Le coup franc fouetté au fond des filets de Jan Oblak est la cerise sur le gâteau d’une fin de saison aboutie, bien qu’entravée par une blessure en bout de course. Depuis la fin du confinement, le Belge est, de loin, le meilleur joueur d’une Real Sociedad essoufflée. Sa prise de pouvoir sur le jeu offensif des siens a coïncidé avec la baisse de régime de Martin Ödegaard, numéro 10 prêté par le Real Madrid et homme en vue de la saison du côté d’Anoeta. Passeur redoutable, le Norvégien semblait mieux s’accommoder de la présence à droite du très vertical Portu, arrivé l’été dernier, plutôt que d’un Januzaj qui aime être servi dans les pieds.
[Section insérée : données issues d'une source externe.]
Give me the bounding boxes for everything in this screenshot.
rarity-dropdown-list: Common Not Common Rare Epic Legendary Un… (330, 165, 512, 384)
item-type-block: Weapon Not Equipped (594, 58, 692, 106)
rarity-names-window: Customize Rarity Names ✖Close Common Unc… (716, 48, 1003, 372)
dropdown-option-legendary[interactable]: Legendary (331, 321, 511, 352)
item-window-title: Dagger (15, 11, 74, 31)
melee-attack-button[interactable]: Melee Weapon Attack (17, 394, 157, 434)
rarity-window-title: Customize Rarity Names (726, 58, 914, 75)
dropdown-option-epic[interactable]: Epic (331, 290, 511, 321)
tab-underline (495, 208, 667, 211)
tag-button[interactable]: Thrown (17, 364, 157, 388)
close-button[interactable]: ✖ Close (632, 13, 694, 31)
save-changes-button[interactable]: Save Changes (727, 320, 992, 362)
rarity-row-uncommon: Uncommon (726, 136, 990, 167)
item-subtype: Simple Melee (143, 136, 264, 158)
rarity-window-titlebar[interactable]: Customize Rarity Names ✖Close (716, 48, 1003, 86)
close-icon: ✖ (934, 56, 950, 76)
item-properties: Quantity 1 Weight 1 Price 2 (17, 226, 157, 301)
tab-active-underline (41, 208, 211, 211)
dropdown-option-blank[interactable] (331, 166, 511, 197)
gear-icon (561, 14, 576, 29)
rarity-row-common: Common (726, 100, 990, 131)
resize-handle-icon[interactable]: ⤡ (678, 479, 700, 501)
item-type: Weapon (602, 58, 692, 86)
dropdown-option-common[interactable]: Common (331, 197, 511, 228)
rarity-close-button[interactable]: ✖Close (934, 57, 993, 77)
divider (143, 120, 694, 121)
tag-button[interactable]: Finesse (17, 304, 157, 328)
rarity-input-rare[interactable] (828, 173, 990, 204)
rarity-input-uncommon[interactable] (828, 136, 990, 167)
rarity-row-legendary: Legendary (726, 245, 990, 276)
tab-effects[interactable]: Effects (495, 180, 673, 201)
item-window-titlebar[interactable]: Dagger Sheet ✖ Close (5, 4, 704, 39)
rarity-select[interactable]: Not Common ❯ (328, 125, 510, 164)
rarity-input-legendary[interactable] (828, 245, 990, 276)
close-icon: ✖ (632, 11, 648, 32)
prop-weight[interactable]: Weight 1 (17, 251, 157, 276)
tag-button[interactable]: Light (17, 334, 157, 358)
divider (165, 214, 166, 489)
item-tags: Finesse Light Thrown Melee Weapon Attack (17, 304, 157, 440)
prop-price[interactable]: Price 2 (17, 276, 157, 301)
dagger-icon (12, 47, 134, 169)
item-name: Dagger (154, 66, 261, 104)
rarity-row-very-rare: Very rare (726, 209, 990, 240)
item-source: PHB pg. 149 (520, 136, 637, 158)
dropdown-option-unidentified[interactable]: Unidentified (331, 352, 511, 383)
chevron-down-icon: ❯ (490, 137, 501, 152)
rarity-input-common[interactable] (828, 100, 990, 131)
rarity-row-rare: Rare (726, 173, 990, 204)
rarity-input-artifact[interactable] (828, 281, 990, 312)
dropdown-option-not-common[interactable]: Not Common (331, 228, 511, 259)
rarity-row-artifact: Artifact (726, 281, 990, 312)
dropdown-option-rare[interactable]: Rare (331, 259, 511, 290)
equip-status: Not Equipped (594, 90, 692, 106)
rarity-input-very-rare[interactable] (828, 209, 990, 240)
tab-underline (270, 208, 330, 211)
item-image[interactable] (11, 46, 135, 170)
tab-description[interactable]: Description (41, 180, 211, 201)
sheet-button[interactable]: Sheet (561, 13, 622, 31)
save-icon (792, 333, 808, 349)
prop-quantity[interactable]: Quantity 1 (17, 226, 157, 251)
Pas avare en efforts, le puissant Espagnol a rapidement relégué hors du onze le doué mais nonchalant Januzaj.

Je pense qu’il s’est rendu compte que pour être un joueur de Liga, le talent ne suffisait pas. Parce qu’à la Real, du talent, les autres en ont aussi.

Imanol Alguacil, coach de la Real Sociedad

« Le talent de Janu lui a longtemps suffi. Mais cette année, je l’avais prévenu que ça n’irait pas comme ça », raconte son coach Imanol Alguacil à AS, pour expliquer le temps de jeu famélique de son Diable rouge lors de la première partie de saison. « Il n’était pas très bien physiquement cet été, il a eu du mal à comprendre mais je pense qu’il s’est rendu compte que pour être un joueur de Primera, le talent ne suffisait pas. Parce qu’à la Real, du talent, les autres en ont aussi. »

PLUS SPECTACULAIRE QUE DÉCISIF

Absent de la dernière sélection de Roberto Martinez au mois de novembre, Januzaj s’est réveillé en même temps que 2020, comme si son horloge biologique avait une nouvelle fois senti l’imminence d’un grand tournoi international. Deux jours après la fin d’un mercato qui avait vu ses flirts italiens se heurter à sa mise à prix (18 millions d’euros), Janu est titulaire contre Leganés et anime les offensives des siens. Trois semaines plus tard, il profite de la suspension de Portu pour envoyer un missile dans la lucarne de Valence. Rares, mais fracassantes, les apparitions recommencent alors à se multiplier. Et les buts arrivent: 4 sur les 591 dernières minutes de sa saison, après être resté muet lors des 573 premières.

Au décompte final, la saison de Januzaj reste décevante. Décisif à sept reprises (4 buts et 3 passes décisives), il n’est que le sixième joueur le plus impliqué dans les buts de son équipe derrière Mikel Oyarzabal (21), Portu (14), Willian José (12), Alexander Isak (11) et Ödegaard (10). En Liga, il n’est que le 70e joueur le plus décisif de la saison, dépassé par certains défenseurs des ténors du classement.

Avec 10,87 dribbles tentés par match, Januzaj est la référence en la matière pour la Liga. Il devance même Lionel Messi.

« Avec mes qualités, je dois marquer plus de buts et faire plus d’assists », reconnaît le Bruxellois. Roberto Martinez opine du chef: « Il a les qualités pour être le joueur le plus important de son équipe. » Mais actuellement, Adnan est surtout précieux pour la Real Sociedad quand il s’agit de jouer les détonateurs. Avec 10,87 dribbles tentés par 90 minutes, il est le champion d’Espagne de la spécialité, le seul à regarder de haut Lionel Messi. Et ses 54% de réussite rendent ses percussions indispensables pour déverrouiller les adversaires bien organisés.

Reste à apporter ses tours de magie jusqu’au tableau d’affichage. Imanol Alguacil espère avoir enfin déclenché la carrière de Januzaj, pour le faire passer d’artiste à footballeur. « Ces dernières semaines, il était différent », racontait-il quand Noël frappait aux portes de l’Espagne, augurant une année 2020 aboutie. « Je pense qu’il s’est rendu compte de ce qu’il devait faire. Si c’est le cas, il pourrait devenir un joueur super important. »

Et enfin devenir, sept ans plus tard, celui que le football attendait bien plus haut que dans le subtop de la Liga?